First big issue of today: The Auckland Council Unitary Plan. One wag has described it as The Urinary Plan — specifically designed to piss everybody off.
At least the plan has got people talking, attending meetings and telling our local politicos what they think of how to cope with an additional one million people by 2030.
Something worrying me about this is what are all these extra people going to do? Where are all the new jobs going to come from?

That aside, just one aspect of the scheme illustrates how bureaucrats think when faced with an apparently impossible task. Check out Table 9 in the Unitary Plan which rezones all of Auckland’s golf courses.

I am sure the planners out there will tell me why our recreation areas (public or private) need an underlying zoning, but why does someone have to waste their time and our money deciding that if Aviation Golf Club ever closes down then the land is best suited to “countryside living”, whatever that might be, while Akarana Golf Club’s underlying zoning is now “POS S&A Recreation”?

I have simply no idea what that designation might mean and why it is necessary to be that specific.
When I designed the second of two warehouse/office complexes in Union Street, directly across the street was a steep bank down to the main North/South motorway link.
The council planner informed me that I needed to provide a two metre wide planting strip — incidentally the only such strip in the whole street — because they had discovered that the motorway had an underlying residential zoning.

I hope the planner was being ironic when he said: “This is because if cars are ever banned then the land will revert to its most appropriate alternative use.”
Second big issue: MBIE, the Ministry of Business, Innovation and Employment — described as being a catalyst for a high-performing economy to ensure New Zealand’s lasting prosperity and well-being.

The MBIE encompasses the previous Department of Building and Housing. I’m feeling happier about my future prosperity and well-being already!
While frowned on by the Ministry, I have heard people call the new body MOBIE, with connotations of being both large and white, rather than sleek and swiftly responsive.
Unfortunately, large departments always want to become larger and to bring under their control anything affecting their ability to perform their allotted roles, without any annoying and unnecessary outside interference.

Where am I going with this? It is well known that the Building and Housing Group has plans to absorb Standards New Zealand.
This would ensure there would be less influence from the industry on building standards, and the department would no longer have to deal with Standards committees trying to go beyond minimum levels of health and safety and actually attempting to define “best practice”.

The process of designing and building would be so much simpler if everyone just meekly accepted the excellent acceptable solutions provided by the Government and forget about thinking for themselves. No possibility of any systemic failures then!

Thinking Big again: The planned Auckland Convention Centre attached to the Sky City Casino. This scheme reeks of back door deals.
Sky City is extra keen to have a few more slot machines installed, ready to rip off the poor and confused, while Auckland’s Mayor sees yet another way to make Auckland bigger if not better by hosting mega-conferences of orthodontists from Iowa.

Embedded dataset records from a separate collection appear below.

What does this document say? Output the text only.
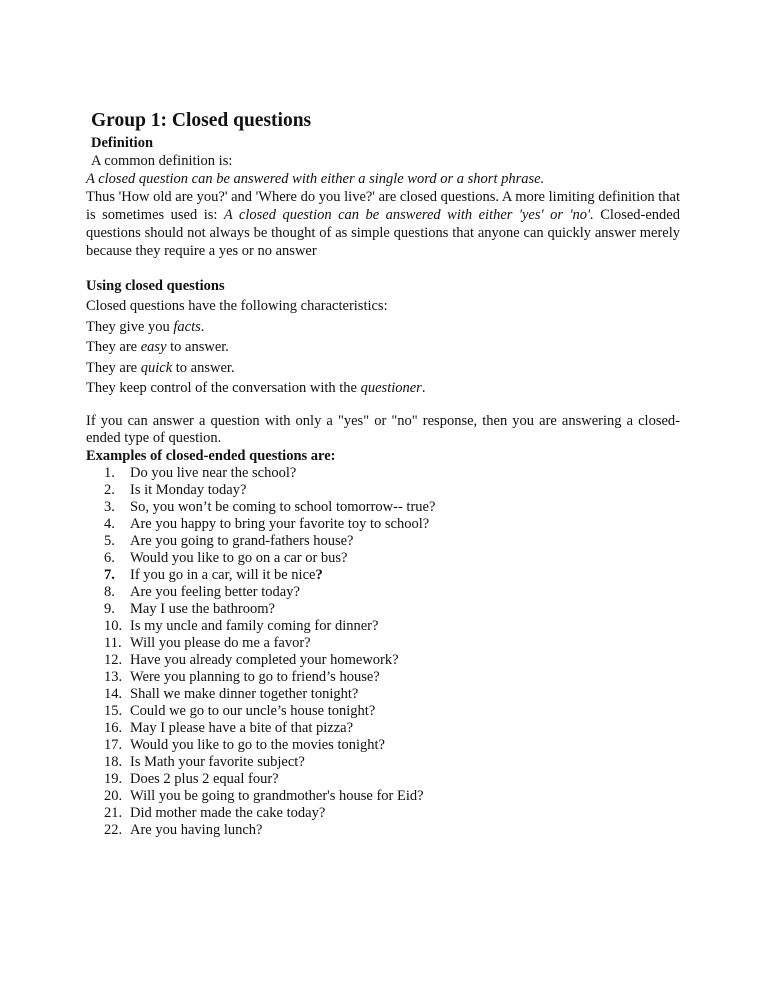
Group 1: Closed questions
Definition

A common definition is:

A closed question can be answered with either a single word or a short phrase.

Thus 'How old are you?' and 'Where do you live?' are closed questions. A more limiting definition that is sometimes used is: A closed question can be answered with either 'yes' or 'no'. Closed-ended questions should not always be thought of as simple questions that anyone can quickly answer merely because they require a yes or no answer

Using closed questions

Closed questions have the following characteristics:

They give you facts.

They are easy to answer.

They are quick to answer.

They keep control of the conversation with the questioner.

If you can answer a question with only a "yes" or "no" response, then you are answering a closed-ended type of question.

Examples of closed-ended questions are:

1.	Do you live near the school?
2.	Is it Monday today?
3.	So, you won’t be coming to school tomorrow-- true?
4.	Are you happy to bring your favorite toy to school?
5.	Are you going to grand-fathers house?
6.	Would you like to go on a car or bus?
7.	If you go in a car, will it be nice?
8.	Are you feeling better today?
9.	May I use the bathroom?
10. Is my uncle and family coming for dinner?
11. Will you please do me a favor?
12. Have you already completed your homework?
13. Were you planning to go to friend’s house?
14. Shall we make dinner together tonight?
15. Could we go to our uncle’s house tonight?
16. May I please have a bite of that pizza?
17. Would you like to go to the movies tonight?
18. Is Math your favorite subject?
19. Does 2 plus 2 equal four?
20. Will you be going to grandmother's house for Eid?
21. Did mother made the cake today?
22. Are you having lunch?
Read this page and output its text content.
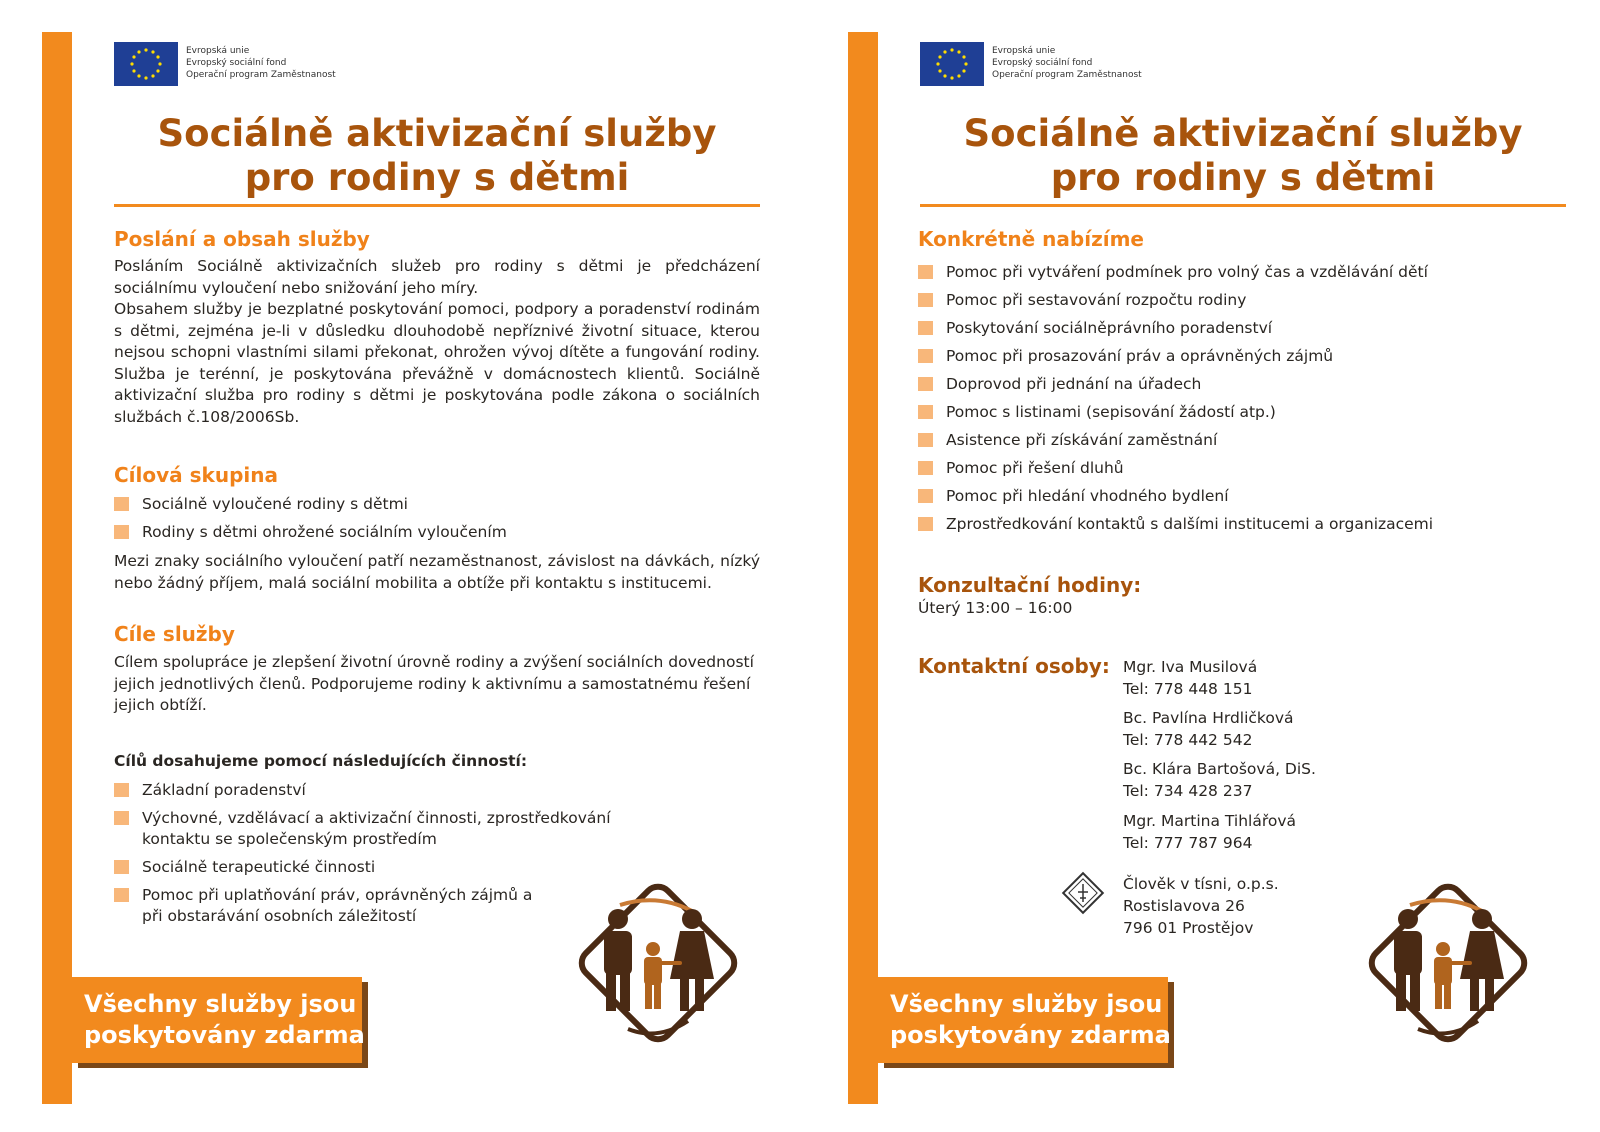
Evropská unie
Evropský sociální fond
Operační program Zaměstnanost
Sociálně aktivizační služby
pro rodiny s dětmi
Poslání a obsah služby
Posláním Sociálně aktivizačních služeb pro rodiny s dětmi je předcházení sociálnímu vyloučení nebo snižování jeho míry.
Obsahem služby je bezplatné poskytování pomoci, podpory a poradenství rodinám s dětmi, zejména je-li v důsledku dlouhodobě nepříznivé životní situace, kterou nejsou schopni vlastními silami překonat, ohrožen vývoj dítěte a fungování rodiny. Služba je terénní, je poskytována převážně v domácnostech klientů. Sociálně aktivizační služba pro rodiny s dětmi je poskytována podle zákona o sociálních službách č.108/2006Sb.
Cílová skupina
Sociálně vyloučené rodiny s dětmi
Rodiny s dětmi ohrožené sociálním vyloučením
Mezi znaky sociálního vyloučení patří nezaměstnanost, závislost na dávkách, nízký nebo žádný příjem, malá sociální mobilita a obtíže při kontaktu s institucemi.
Cíle služby
Cílem spolupráce je zlepšení životní úrovně rodiny a zvýšení sociálních dovedností jejich jednotlivých členů. Podporujeme rodiny k aktivnímu a samostatnému řešení jejich obtíží.
Cílů dosahujeme pomocí následujících činností:
Základní poradenství
Výchovné, vzdělávací a aktivizační činnosti, zprostředkování kontaktu se společenským prostředím
Sociálně terapeutické činnosti
Pomoc při uplatňování práv, oprávněných zájmů a při obstarávání osobních záležitostí
Všechny služby jsou
poskytovány zdarma
Evropská unie
Evropský sociální fond
Operační program Zaměstnanost
Sociálně aktivizační služby
pro rodiny s dětmi
Konkrétně nabízíme
Pomoc při vytváření podmínek pro volný čas a vzdělávání dětí
Pomoc při sestavování rozpočtu rodiny
Poskytování sociálněprávního poradenství
Pomoc při prosazování práv a oprávněných zájmů
Doprovod při jednání na úřadech
Pomoc s listinami (sepisování žádostí atp.)
Asistence při získávání zaměstnání
Pomoc při řešení dluhů
Pomoc při hledání vhodného bydlení
Zprostředkování kontaktů s dalšími institucemi a organizacemi
Konzultační hodiny:
Úterý 13:00 – 16:00
Kontaktní osoby: Mgr. Iva Musilová
Tel: 778 448 151
Bc. Pavlína Hrdličková
Tel: 778 442 542
Bc. Klára Bartošová, DiS.
Tel: 734 428 237
Mgr. Martina Tihlářová
Tel: 777 787 964
Člověk v tísni, o.p.s.
Rostislavova 26
796 01 Prostějov
Všechny služby jsou
poskytovány zdarma
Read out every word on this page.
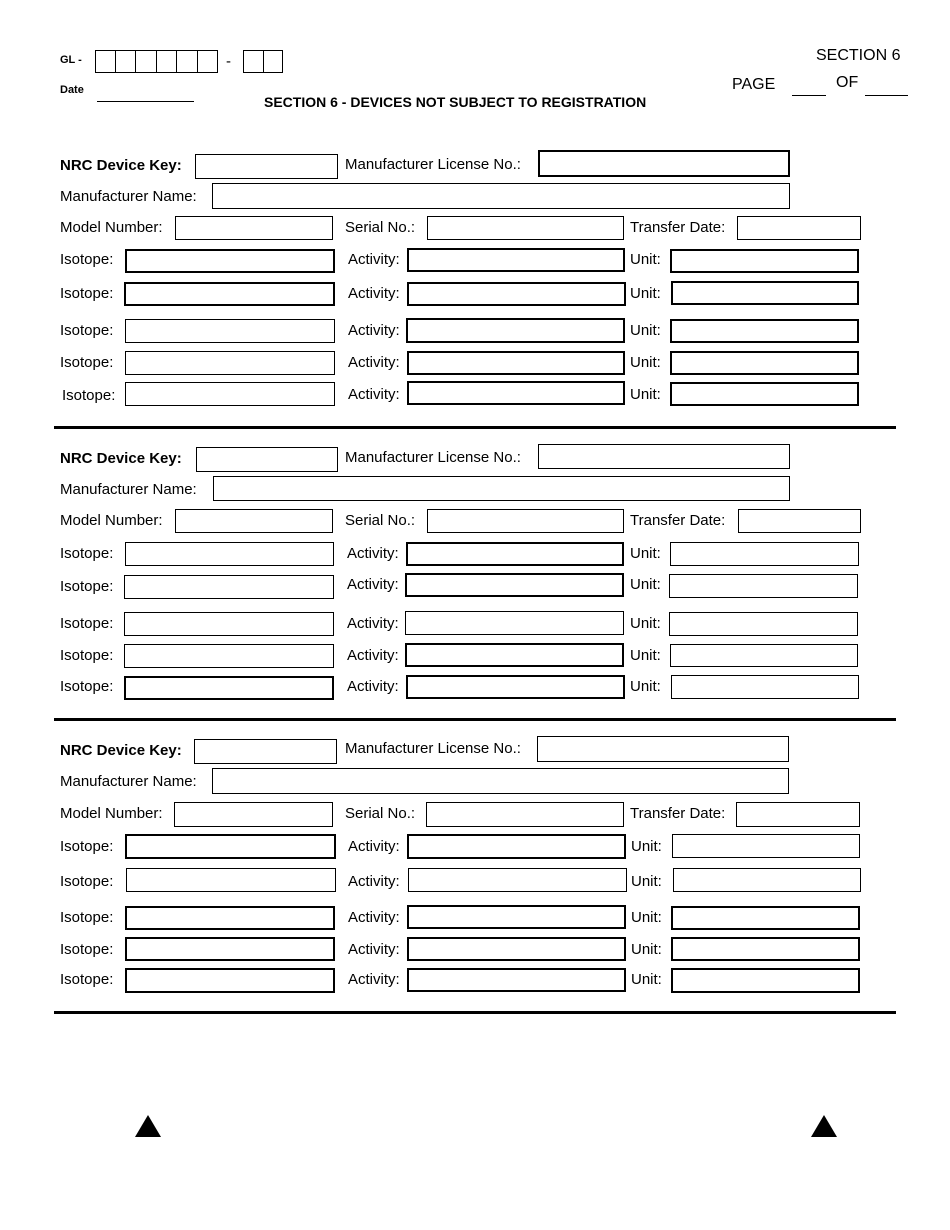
GL -	-
Date
SECTION 6 - DEVICES NOT SUBJECT TO REGISTRATION
SECTION 6
PAGE	OF
NRC Device Key:	Manufacturer License No.:
Manufacturer Name:
Model Number:	Serial No.:	Transfer Date:
Isotope:	Activity:	Unit:
Isotope:	Activity:	Unit:
Isotope:	Activity:	Unit:
Isotope:	Activity:	Unit:
Isotope:	Activity:	Unit:
NRC Device Key:	Manufacturer License No.:
Manufacturer Name:
Model Number:	Serial No.:	Transfer Date:
Isotope:	Activity:	Unit:
Isotope:	Activity:	Unit:
Isotope:	Activity:	Unit:
Isotope:	Activity:	Unit:
Isotope:	Activity:	Unit:
NRC Device Key:	Manufacturer License No.:
Manufacturer Name:
Model Number:	Serial No.:	Transfer Date:
Isotope:	Activity:	Unit:
Isotope:	Activity:	Unit:
Isotope:	Activity:	Unit:
Isotope:	Activity:	Unit:
Isotope:	Activity:	Unit:
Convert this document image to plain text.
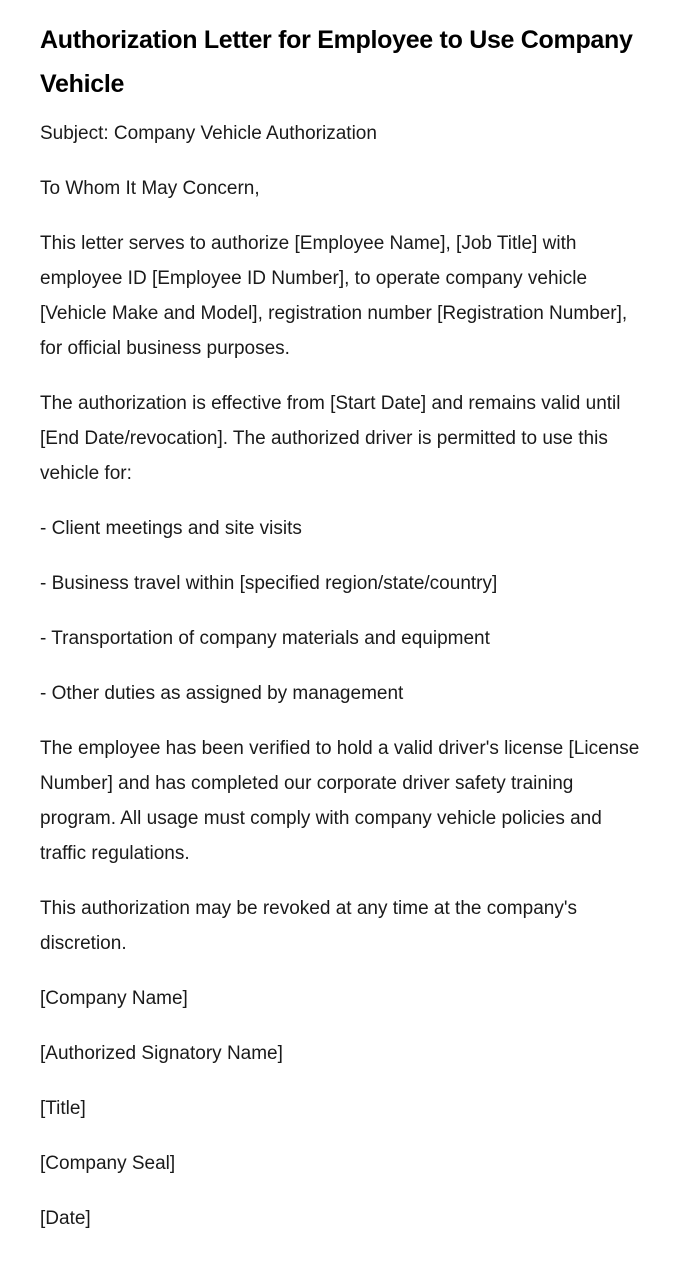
Authorization Letter for Employee to Use Company Vehicle

Subject: Company Vehicle Authorization

To Whom It May Concern,

This letter serves to authorize [Employee Name], [Job Title] with employee ID [Employee ID Number], to operate company vehicle [Vehicle Make and Model], registration number [Registration Number], for official business purposes.

The authorization is effective from [Start Date] and remains valid until [End Date/revocation]. The authorized driver is permitted to use this vehicle for:

- Client meetings and site visits

- Business travel within [specified region/state/country]

- Transportation of company materials and equipment

- Other duties as assigned by management

The employee has been verified to hold a valid driver's license [License Number] and has completed our corporate driver safety training program. All usage must comply with company vehicle policies and traffic regulations.

This authorization may be revoked at any time at the company's discretion.

[Company Name]

[Authorized Signatory Name]

[Title]

[Company Seal]

[Date]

The only really large convention I attended was in Istanbul, where there were 6000 delegates for the bi-annual UIA architectural conference.
I don’t think Auckland is aiming that high, but I have real doubts whether that particular conference added much to the Istanbul economy.

The overseas organisation soaks up most of the attendance fees, while conference delegates tend to come just for the conference and then go home.
Conference organisers choose locations more for their general appeal as an attractive destination for conference attendees, and are happy as long as accommodation and venues are adequate. Super swish venues don’t attract conferences — cities do.

A final thinking big thought: Christchurch. Why is it all taking so long? It’s now heading for three years and they’re still bickering, with little real progress being made.
Maybe relocating Christchurch to new, stable, greenfields sites would have been a better and more sustainable option after all?